Беатриса подала чай, извинившись за разные чашки.
— Сервиз лежит вон там, — она показала на коробки в углу, — мы даже не стали его распаковывать. Он на двенадцать персон. Откуда тут возьмутся двенадцать персон, чтобы прийти к нам в гости? Сервиз. Китайская ваза. Юбилейные собрания сочинений Гейне и Гете. Кому нужны эти обломки кораблекрушения?
— Беата, мы с тобой такие же обломки, — сказал Цвейг жене.
— Арни, — медленно начал Штрук. — Здесь многие сначала впадали в отчаяние, а потом оно у них проходило. Оно и у вас пройдет. Если, конечно, вы не будете относиться к этой стране как к перевалочному пункту. Что поделать, здесь нет великой немецкой культуры в европейском понимании слова. Жаль. Но почему вы не вспоминаете, что сама-то европейская культура, включая немецкую, основана на нашей Библии? Так что есть надежда, что и здесь со временем сложится великая культура. А замечательные люди здесь живут уже сейчас. Вы их еще обязательно узнаете и напишете о них свою следующую книгу, потому что эти люди ее достойны. Здесь вас не носят на руках, но в Германии, где носили, кончилось тем, что пришли новые хозяева и вас попросту выгнали. В сегодняшней Германии нам с вами нет места. Там нет места не только евреям, но и просто порядочному человеку. И вы тоскуете не по сегодняшней Германии, а по Германии вашей молодости. Разве я не прав?
— Конечно не правы! Я тоскую по немецкому воздуху, по звукам моего родного немецкого языка. Я — писатель, Герман. Что я могу написать о здешних евреях, если всю жизнь меня занимала немецкая душа, которую я знаю до мельчайших тонкостей. О чем я буду тут писать? О жалких еврейских местечках, которые здесь называются городами, о партийных склоках, о религиозных фанатиках, о безумной идее отказаться от европейской культуры ради возрождения мертвого языка? Неужели вы верите, что на этом языке когда-нибудь будут созданы великие книги?
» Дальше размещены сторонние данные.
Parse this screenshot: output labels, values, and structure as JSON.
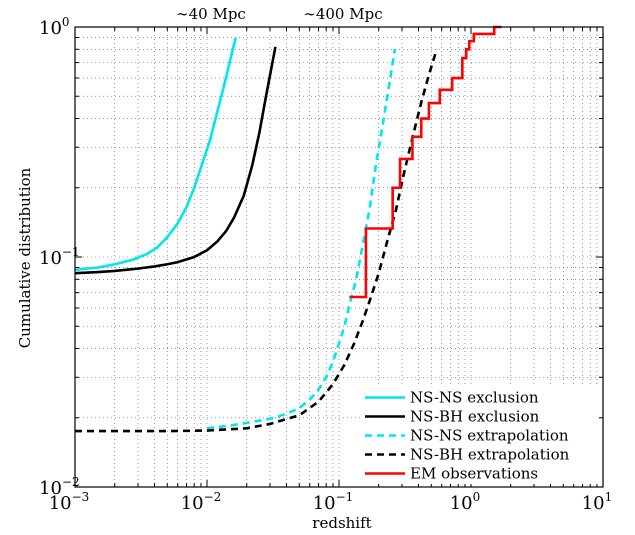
{
  "chart_data": {
    "type": "line",
    "xlabel": "redshift",
    "ylabel": "Cumulative distribution",
    "xscale": "log",
    "yscale": "log",
    "xlim": [
      0.001,
      10
    ],
    "ylim": [
      0.01,
      1
    ],
    "grid": true,
    "legend_position": "bottom-right",
    "x_ticks": [
      {
        "base": "10",
        "exp": "−3",
        "value": 0.001
      },
      {
        "base": "10",
        "exp": "−2",
        "value": 0.01
      },
      {
        "base": "10",
        "exp": "−1",
        "value": 0.1
      },
      {
        "base": "10",
        "exp": "0",
        "value": 1
      },
      {
        "base": "10",
        "exp": "1",
        "value": 10
      }
    ],
    "y_ticks": [
      {
        "base": "10",
        "exp": "−2",
        "value": 0.01
      },
      {
        "base": "10",
        "exp": "−1",
        "value": 0.1
      },
      {
        "base": "10",
        "exp": "0",
        "value": 1
      }
    ],
    "annotations": [
      {
        "text": "∼40 Mpc",
        "x": 0.009
      },
      {
        "text": "∼400 Mpc",
        "x": 0.09
      }
    ],
    "series": [
      {
        "name": "NS-NS exclusion",
        "color": "#00e5e5",
        "style": "solid",
        "points": [
          [
            0.001,
            0.088
          ],
          [
            0.0015,
            0.09
          ],
          [
            0.002,
            0.093
          ],
          [
            0.0027,
            0.097
          ],
          [
            0.0035,
            0.103
          ],
          [
            0.0042,
            0.11
          ],
          [
            0.005,
            0.122
          ],
          [
            0.006,
            0.14
          ],
          [
            0.007,
            0.165
          ],
          [
            0.008,
            0.2
          ],
          [
            0.009,
            0.245
          ],
          [
            0.0105,
            0.32
          ],
          [
            0.012,
            0.43
          ],
          [
            0.0135,
            0.56
          ],
          [
            0.015,
            0.72
          ],
          [
            0.0165,
            0.9
          ]
        ]
      },
      {
        "name": "NS-BH exclusion",
        "color": "#000000",
        "style": "solid",
        "points": [
          [
            0.001,
            0.085
          ],
          [
            0.0015,
            0.086
          ],
          [
            0.002,
            0.087
          ],
          [
            0.003,
            0.089
          ],
          [
            0.004,
            0.091
          ],
          [
            0.005,
            0.093
          ],
          [
            0.006,
            0.095
          ],
          [
            0.008,
            0.1
          ],
          [
            0.01,
            0.107
          ],
          [
            0.012,
            0.117
          ],
          [
            0.014,
            0.13
          ],
          [
            0.016,
            0.148
          ],
          [
            0.019,
            0.185
          ],
          [
            0.022,
            0.25
          ],
          [
            0.025,
            0.35
          ],
          [
            0.028,
            0.5
          ],
          [
            0.031,
            0.68
          ],
          [
            0.033,
            0.82
          ]
        ]
      },
      {
        "name": "NS-NS extrapolation",
        "color": "#00e5e5",
        "style": "dashed",
        "points": [
          [
            0.01,
            0.018
          ],
          [
            0.015,
            0.0185
          ],
          [
            0.02,
            0.019
          ],
          [
            0.03,
            0.0198
          ],
          [
            0.04,
            0.0208
          ],
          [
            0.05,
            0.022
          ],
          [
            0.06,
            0.024
          ],
          [
            0.07,
            0.0265
          ],
          [
            0.08,
            0.03
          ],
          [
            0.09,
            0.035
          ],
          [
            0.1,
            0.042
          ],
          [
            0.11,
            0.05
          ],
          [
            0.12,
            0.062
          ],
          [
            0.135,
            0.08
          ],
          [
            0.15,
            0.11
          ],
          [
            0.17,
            0.16
          ],
          [
            0.19,
            0.25
          ],
          [
            0.215,
            0.38
          ],
          [
            0.24,
            0.56
          ],
          [
            0.265,
            0.8
          ]
        ]
      },
      {
        "name": "NS-BH extrapolation",
        "color": "#000000",
        "style": "dashed",
        "points": [
          [
            0.001,
            0.0175
          ],
          [
            0.002,
            0.0175
          ],
          [
            0.005,
            0.0175
          ],
          [
            0.01,
            0.0176
          ],
          [
            0.02,
            0.018
          ],
          [
            0.03,
            0.0188
          ],
          [
            0.05,
            0.0205
          ],
          [
            0.07,
            0.0235
          ],
          [
            0.09,
            0.028
          ],
          [
            0.11,
            0.034
          ],
          [
            0.13,
            0.042
          ],
          [
            0.15,
            0.052
          ],
          [
            0.17,
            0.064
          ],
          [
            0.2,
            0.085
          ],
          [
            0.23,
            0.115
          ],
          [
            0.27,
            0.16
          ],
          [
            0.31,
            0.23
          ],
          [
            0.36,
            0.33
          ],
          [
            0.42,
            0.47
          ],
          [
            0.48,
            0.62
          ],
          [
            0.55,
            0.8
          ]
        ]
      },
      {
        "name": "EM observations",
        "color": "#ff0000",
        "style": "step",
        "points": [
          [
            0.12,
            0.067
          ],
          [
            0.16,
            0.067
          ],
          [
            0.16,
            0.133
          ],
          [
            0.255,
            0.133
          ],
          [
            0.255,
            0.2
          ],
          [
            0.29,
            0.2
          ],
          [
            0.29,
            0.267
          ],
          [
            0.36,
            0.267
          ],
          [
            0.36,
            0.333
          ],
          [
            0.42,
            0.333
          ],
          [
            0.42,
            0.4
          ],
          [
            0.48,
            0.4
          ],
          [
            0.48,
            0.467
          ],
          [
            0.58,
            0.467
          ],
          [
            0.58,
            0.533
          ],
          [
            0.72,
            0.533
          ],
          [
            0.72,
            0.6
          ],
          [
            0.86,
            0.6
          ],
          [
            0.86,
            0.733
          ],
          [
            0.92,
            0.733
          ],
          [
            0.92,
            0.8
          ],
          [
            0.97,
            0.8
          ],
          [
            0.97,
            0.867
          ],
          [
            1.05,
            0.867
          ],
          [
            1.05,
            0.933
          ],
          [
            1.5,
            0.933
          ],
          [
            1.5,
            1.0
          ],
          [
            1.7,
            1.0
          ]
        ]
      }
    ]
  }
}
— Не думаю, а уверен: на нем уже была создана величайшая Книга. Так что моя уверенность основана на историческом факте. А вы думаете, что в новой Германии появится великая литература после того, как Гитлер ее уничтожил? И самое главное: там для нас смерть, а здесь жизнь.
— Боюсь, что для меня смерть и здесь, — помолчав, сказал Цвейг. — Здесь я никому не нужен. Здешние писатели не принимают меня в свой Союз, потому что я не пишу на иврите. А здешние партийные деятели не хотят назначить мне жалкой стипендии, потому что я — не член партии рабочих.
— Вы ждете помощи от людей, которые вам ничем не обязаны, Арни. Пока вы в Германии изучали тонкости немецкой души, они здесь осушали болота и строили дороги.
Цвейг сделал вид, что обжегся горячим чаем.
Штрук ушел.
Цвейг походил по комнате и остановился перед мутным зеркалом. Оттуда на него смотрел усталый человек с длинным носом и с умными, близорукими глазами, которому не исполнилось и пятидесяти. Второй подбородок — результат сытой жизни — повис, как пустой мешок. «Что говорить, ни Фрейд, ни Бубер в Палестину не поехали. Может, и мне не стоило уезжать из Берлина? Тем более в Палестину. Но в американском консульстве мне отказали в визе. А увидев фамилию Цвейг, решили, что я — Стефан Цвейг. Про Арнольда Цвейга эти невежды-американцы даже не слыхали. И во Францию меня не пустили, хоть французы и не невежды. Швейцария — и вовсе несбыточная мечта. Только в Палестину — пожалуйста! Кто же не слышал о редакторе „Юдише рундшау“! Кто не знает о его сионизме! А собственно, какие претензии у меня могут быть к Палестине? Совсем недавно я сказал этому герру Домету, что важнее всего свободная жизнь. Вот Палестина и дала мне свободную жизнь. И что мне с ней здесь делать?»